Au XIXème siècle, la Norvège passe de la domination danoise à la domination suédoise ; aspirant à l’indépendance, elle est écrasée par la Suède (menée par Bernadotte). Elle n’obtiendra son indépendance qu’en 1905. Avant la seconde guerre mondiale, la Norvège est un des pays les plus pauvres d’Europe.

La littérature norvégienne est marquée par l’histoire de sa langue, elle-même entraînée par l’histoire du pays. Bien que peu peuplée, la Norvège n’a pas encore aujourd’hui une langue réellement unifiée. Les dialectes sont nombreux à côté des deux langues officielles : le Bokmål et le Nynorsk.

Le Nynorsk est une langue quasi « inventée » par Ivar Aasen, synthèse des dialectes nationaux opérée en réaction contre le Riksmål (qui a évolué vers le Bokmål…), proche du danois et imposée à la Norvège par le Danemark. Mais beaucoup de poètes écrivent en fait dans une langue quasi personnelle, comme Ibsen, utilisant de nombreuses variantes dialectales au gré de leur inspiration, ou bien dans le dialecte de leur région…

Cette variété fait la richesse de la littérature norvégienne, les choix linguistiques ayant donné lieu à des rivalités littéraires, contribuant à la vigueur de certaines œuvres, au succès de certains écrivains portés par les courants politiques rassemblés dans la défense, par exemple, d’une langue « nationale », mais elle eut aussi des conséquences négatives : en étant un frein à la diffusion de certaines œuvres ; qui lirait aujourd’hui, en France, Mireille, de Mistral, écrit en occitan ? ainsi la Norvège ne s’intéresse plus guère à nombre de ses anciens poètes…

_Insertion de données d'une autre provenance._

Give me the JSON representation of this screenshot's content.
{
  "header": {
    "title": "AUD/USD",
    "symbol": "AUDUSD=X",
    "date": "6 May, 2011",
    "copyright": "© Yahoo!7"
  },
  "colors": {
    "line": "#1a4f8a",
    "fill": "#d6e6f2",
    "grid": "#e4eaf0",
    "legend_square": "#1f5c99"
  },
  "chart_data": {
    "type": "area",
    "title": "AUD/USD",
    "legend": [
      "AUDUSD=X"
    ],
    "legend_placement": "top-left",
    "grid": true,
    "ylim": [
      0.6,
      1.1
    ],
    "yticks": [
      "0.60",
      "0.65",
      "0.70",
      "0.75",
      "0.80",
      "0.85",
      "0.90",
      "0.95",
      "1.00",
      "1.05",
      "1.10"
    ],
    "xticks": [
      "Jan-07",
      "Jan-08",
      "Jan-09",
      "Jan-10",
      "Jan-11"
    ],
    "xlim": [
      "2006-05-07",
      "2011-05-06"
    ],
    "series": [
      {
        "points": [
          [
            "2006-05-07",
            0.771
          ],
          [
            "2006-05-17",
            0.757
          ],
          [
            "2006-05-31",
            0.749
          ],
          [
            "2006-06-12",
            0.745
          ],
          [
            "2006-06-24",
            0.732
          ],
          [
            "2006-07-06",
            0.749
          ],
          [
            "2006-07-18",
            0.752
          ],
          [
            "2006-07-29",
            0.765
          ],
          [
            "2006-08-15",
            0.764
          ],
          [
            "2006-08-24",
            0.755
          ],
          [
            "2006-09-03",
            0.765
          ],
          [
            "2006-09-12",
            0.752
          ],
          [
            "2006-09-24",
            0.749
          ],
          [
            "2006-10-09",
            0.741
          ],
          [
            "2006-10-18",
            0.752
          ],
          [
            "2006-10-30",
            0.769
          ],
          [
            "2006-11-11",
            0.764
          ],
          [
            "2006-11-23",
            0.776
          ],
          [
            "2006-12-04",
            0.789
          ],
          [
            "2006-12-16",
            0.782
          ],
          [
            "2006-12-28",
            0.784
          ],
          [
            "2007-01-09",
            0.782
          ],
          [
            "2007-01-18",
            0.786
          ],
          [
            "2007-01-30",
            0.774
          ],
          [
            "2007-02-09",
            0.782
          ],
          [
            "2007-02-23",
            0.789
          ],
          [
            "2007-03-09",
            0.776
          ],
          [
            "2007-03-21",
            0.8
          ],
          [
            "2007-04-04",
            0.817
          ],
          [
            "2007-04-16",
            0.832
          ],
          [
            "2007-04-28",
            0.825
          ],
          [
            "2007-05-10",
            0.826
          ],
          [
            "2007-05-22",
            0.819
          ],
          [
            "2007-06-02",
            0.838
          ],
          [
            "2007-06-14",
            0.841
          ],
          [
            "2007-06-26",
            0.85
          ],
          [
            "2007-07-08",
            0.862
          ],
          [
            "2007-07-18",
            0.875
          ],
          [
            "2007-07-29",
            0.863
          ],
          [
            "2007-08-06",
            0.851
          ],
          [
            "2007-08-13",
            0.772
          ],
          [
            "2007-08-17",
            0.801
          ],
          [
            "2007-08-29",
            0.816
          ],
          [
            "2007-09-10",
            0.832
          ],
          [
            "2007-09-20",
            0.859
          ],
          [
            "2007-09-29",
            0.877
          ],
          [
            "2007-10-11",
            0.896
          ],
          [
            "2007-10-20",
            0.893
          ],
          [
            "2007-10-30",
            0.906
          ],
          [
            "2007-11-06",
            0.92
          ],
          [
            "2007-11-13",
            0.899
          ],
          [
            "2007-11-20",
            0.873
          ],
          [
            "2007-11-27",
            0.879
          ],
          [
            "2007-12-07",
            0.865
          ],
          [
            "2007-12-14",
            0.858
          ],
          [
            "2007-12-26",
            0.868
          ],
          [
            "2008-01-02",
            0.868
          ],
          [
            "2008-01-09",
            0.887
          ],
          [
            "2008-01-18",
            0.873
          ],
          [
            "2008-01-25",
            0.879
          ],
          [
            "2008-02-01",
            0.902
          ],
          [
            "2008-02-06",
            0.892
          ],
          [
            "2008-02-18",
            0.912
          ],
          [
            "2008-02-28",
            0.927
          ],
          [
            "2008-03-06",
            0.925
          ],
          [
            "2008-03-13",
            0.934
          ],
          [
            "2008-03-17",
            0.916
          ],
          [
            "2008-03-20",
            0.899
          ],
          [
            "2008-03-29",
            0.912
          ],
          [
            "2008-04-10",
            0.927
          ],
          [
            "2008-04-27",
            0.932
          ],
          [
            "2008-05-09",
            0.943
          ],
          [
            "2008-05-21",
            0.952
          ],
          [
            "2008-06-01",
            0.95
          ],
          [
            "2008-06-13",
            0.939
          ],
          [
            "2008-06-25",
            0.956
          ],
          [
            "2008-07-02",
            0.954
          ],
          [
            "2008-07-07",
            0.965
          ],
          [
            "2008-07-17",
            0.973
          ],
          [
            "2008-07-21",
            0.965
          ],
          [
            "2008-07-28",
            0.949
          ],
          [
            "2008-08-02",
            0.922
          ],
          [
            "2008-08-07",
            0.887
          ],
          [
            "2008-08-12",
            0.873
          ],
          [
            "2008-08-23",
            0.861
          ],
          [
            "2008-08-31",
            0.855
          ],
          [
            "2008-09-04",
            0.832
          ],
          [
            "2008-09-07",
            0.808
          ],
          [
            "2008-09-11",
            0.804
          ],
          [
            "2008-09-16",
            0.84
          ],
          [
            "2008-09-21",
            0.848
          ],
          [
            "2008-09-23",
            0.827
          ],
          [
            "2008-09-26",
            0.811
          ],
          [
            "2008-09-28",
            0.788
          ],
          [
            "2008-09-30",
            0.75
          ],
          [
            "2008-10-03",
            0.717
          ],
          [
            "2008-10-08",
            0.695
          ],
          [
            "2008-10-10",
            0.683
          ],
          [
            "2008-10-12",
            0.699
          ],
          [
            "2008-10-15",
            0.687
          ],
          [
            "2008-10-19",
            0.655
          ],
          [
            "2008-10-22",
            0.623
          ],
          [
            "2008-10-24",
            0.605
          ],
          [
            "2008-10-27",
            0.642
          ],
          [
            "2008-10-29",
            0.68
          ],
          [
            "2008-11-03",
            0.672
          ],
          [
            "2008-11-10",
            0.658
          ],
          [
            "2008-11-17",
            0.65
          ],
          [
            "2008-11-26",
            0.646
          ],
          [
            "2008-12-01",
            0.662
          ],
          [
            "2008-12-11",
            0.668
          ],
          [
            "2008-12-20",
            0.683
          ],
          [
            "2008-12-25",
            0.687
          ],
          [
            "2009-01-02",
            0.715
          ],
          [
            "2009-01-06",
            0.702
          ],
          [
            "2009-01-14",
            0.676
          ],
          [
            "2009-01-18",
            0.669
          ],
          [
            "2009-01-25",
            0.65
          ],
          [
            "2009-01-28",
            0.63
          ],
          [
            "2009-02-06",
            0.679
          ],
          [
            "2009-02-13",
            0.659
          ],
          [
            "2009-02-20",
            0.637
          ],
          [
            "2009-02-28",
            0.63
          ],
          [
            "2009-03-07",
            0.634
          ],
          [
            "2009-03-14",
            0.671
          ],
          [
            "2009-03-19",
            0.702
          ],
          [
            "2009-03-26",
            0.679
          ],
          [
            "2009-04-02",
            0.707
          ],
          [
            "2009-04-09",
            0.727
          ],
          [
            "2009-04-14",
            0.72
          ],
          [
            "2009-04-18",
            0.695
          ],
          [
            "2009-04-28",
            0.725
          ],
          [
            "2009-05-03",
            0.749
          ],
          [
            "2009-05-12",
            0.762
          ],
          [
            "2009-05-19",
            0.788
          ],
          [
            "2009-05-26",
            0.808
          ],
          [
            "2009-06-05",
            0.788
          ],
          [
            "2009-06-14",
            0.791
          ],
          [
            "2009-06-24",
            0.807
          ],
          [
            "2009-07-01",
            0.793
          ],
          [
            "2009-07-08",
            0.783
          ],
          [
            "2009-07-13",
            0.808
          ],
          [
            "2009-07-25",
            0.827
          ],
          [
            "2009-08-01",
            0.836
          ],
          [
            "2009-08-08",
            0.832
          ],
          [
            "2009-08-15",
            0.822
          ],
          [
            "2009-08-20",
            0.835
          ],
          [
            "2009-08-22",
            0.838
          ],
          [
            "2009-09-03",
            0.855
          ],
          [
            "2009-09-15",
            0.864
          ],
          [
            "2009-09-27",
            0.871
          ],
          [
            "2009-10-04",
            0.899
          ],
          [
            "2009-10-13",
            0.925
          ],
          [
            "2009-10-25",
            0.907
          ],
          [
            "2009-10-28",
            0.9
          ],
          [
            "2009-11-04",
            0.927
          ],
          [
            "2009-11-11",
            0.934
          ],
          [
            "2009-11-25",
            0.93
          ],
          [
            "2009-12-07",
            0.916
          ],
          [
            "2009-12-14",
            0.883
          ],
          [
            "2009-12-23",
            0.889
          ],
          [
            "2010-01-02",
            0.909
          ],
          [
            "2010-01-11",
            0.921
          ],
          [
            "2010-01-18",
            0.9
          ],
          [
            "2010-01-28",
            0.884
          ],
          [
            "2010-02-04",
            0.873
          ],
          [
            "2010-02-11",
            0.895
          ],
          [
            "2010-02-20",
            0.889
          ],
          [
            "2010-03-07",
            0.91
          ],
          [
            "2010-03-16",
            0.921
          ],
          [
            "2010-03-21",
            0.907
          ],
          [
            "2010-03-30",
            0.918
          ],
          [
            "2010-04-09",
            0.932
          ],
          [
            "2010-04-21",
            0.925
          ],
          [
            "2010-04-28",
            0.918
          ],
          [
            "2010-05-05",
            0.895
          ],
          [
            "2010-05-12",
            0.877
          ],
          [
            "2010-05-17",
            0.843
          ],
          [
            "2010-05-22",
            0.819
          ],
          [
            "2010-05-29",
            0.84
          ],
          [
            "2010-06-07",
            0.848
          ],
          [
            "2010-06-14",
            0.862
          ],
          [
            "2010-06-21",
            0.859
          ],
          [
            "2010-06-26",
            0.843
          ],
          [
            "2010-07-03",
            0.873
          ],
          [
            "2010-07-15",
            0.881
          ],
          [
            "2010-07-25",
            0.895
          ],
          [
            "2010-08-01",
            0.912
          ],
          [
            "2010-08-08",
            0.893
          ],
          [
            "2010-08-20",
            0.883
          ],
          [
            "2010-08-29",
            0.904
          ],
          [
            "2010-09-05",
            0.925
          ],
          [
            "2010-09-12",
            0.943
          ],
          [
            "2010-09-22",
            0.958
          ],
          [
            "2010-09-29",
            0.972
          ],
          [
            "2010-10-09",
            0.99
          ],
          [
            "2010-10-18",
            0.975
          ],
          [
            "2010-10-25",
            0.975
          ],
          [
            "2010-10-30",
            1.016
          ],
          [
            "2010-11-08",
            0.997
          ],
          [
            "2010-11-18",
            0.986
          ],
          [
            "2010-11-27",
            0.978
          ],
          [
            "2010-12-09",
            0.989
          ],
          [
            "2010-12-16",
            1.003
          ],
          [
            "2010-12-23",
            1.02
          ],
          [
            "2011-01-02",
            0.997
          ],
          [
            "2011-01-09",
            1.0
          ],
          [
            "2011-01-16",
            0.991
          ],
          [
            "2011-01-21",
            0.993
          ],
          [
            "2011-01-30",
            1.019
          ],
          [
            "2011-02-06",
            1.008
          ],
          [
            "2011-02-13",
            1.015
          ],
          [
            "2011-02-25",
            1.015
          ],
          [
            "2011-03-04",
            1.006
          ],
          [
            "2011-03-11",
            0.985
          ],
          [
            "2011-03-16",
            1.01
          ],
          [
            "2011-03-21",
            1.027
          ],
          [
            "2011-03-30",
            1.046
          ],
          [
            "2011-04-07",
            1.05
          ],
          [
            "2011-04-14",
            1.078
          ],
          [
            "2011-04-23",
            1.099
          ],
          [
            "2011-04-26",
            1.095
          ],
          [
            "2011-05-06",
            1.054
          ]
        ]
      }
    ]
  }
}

La multitude des dialectes complique le travail du traducteur, et rend également le choix des auteurs plus difficile. Certains poètes très doués sont restés inconnus hors de Norvège, et y ont été oubliés, car leur langue était trop « dialectale ».

Le romantisme norvégien est marqué par les luttes nationalistes, avec Wergeland comme chef de file du courant patriotique. Obstfelder marque un retour à l’expression personnelle, qui sera ensuite la règle, avec cependant de grands poètes « ouvriers », comme Rudolf Nilsen, n’hésitant pas à faire une juste propagande, sans que la poésie en fasse les frais.

Notons la présence d’écrivains peu connus comme poètes, tels Ibsen, Knut Hamsun, dont les œuvres poétiques remarquables ont été malheureusement oubliées.